Plenty: Eating Locally on the 100-Mile Diet or The 100-Mile Diet: A Year of Local Eating (or Plenty: One Man, One Woman, and a Raucous Year of Eating Locally) is a non-fiction book written by Canadian writers Alisa Smith and J. B. MacKinnon.

The Locavore's Handbook: The Busy Person's Guide to Eating Local on a Budget by author Leda Meredith guides readers to incorporate locally grown foods into their own meals with practical, down-to-earth advice.

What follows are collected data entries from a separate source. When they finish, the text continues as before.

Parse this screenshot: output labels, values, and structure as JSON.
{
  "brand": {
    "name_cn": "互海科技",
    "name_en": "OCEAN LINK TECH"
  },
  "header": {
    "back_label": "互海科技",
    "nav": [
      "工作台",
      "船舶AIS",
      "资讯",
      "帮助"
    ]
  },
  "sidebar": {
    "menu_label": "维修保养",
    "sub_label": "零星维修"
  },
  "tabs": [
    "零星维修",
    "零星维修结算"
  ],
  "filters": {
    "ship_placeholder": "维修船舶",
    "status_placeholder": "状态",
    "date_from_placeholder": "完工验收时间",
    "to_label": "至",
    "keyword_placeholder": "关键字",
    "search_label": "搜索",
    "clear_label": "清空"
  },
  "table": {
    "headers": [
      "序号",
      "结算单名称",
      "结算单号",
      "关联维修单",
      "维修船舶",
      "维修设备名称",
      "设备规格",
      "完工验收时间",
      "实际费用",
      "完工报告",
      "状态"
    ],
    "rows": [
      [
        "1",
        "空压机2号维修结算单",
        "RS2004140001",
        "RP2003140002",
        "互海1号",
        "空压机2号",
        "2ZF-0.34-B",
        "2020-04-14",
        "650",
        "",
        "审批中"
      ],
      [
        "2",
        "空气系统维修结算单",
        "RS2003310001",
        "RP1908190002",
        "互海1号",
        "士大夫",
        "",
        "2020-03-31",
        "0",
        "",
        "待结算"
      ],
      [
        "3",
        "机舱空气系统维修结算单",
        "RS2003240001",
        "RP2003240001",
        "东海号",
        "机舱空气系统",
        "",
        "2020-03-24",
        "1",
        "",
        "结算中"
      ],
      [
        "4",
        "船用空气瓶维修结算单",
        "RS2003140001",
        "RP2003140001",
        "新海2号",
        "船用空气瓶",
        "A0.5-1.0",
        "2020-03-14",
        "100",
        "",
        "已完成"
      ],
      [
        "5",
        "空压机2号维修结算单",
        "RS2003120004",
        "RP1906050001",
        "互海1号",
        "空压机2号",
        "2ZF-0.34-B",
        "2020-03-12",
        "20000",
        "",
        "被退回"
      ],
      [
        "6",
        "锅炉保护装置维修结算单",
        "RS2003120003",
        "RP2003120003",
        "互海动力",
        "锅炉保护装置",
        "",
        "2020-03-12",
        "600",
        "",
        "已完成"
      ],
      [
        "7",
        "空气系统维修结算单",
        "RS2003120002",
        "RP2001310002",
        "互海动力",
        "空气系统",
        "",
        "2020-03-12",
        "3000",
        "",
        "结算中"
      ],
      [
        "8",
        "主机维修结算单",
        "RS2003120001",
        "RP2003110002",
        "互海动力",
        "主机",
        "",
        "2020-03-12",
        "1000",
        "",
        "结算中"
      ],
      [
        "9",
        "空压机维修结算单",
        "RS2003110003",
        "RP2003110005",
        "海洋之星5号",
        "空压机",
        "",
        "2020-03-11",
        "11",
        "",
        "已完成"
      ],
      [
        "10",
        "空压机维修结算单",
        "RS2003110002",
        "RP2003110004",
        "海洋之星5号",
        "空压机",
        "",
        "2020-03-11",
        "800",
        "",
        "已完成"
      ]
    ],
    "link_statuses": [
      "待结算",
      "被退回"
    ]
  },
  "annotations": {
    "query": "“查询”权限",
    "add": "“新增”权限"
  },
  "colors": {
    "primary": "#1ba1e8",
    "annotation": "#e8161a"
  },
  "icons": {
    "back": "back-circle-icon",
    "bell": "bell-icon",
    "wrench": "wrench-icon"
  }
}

Listen on line: Interviews with author Barbara Kingsolver at http://www.youtube.com/watch?v=oBOxJStq9k8 and the 100 Mile Diet http://www.cjly.net/deconstructingdinner/011107.htm

Films
Short film: Know your roots watch at http://vimeo.com/11322649
Full length film: Ingredients http://www.ingredientsfilm.com/

 

Foster Alternatives:

Food Routes also collaborates with eatwellguide.org to bring you an online map of local food options. This map combines multiple directories from organizations around the nation into one powerful database. In the directory, you’ll find descriptions, phone numbers, addresses, web sites, crop lists, and directions all to make local food purchasing that much easier. This week find good food near you by visiting eatwellguide.org.

  • Commit to shopping at one of these locations at least once this week.
  • Consider hosting a "locavore" meal challenge with your family or friends.
  • Sign on to the Cool Foods Pledge at http://www.centerforfoodsafety.org/campaign/coolfoods/
  • If you are a student join the Real Food Challenge to combat climate change through food choices.http://www.realfoodchallenge.org

Consider attending the Philly Farmfest this April 14, 2013  http://phillyfarmfest.org/

Other Resources to explore:

Seasonal eating recipe ideas from the program Harvest Eating http://www.harvesteating.com/category/harvest-eating-podcast/

Share your favorite places to buy local food on the Friendly Households Forum!

Reduce harm

Ask your local supermarket manager whether any of the produce comes from local farmers. Let him or her know you would prefer to buy locally grown food.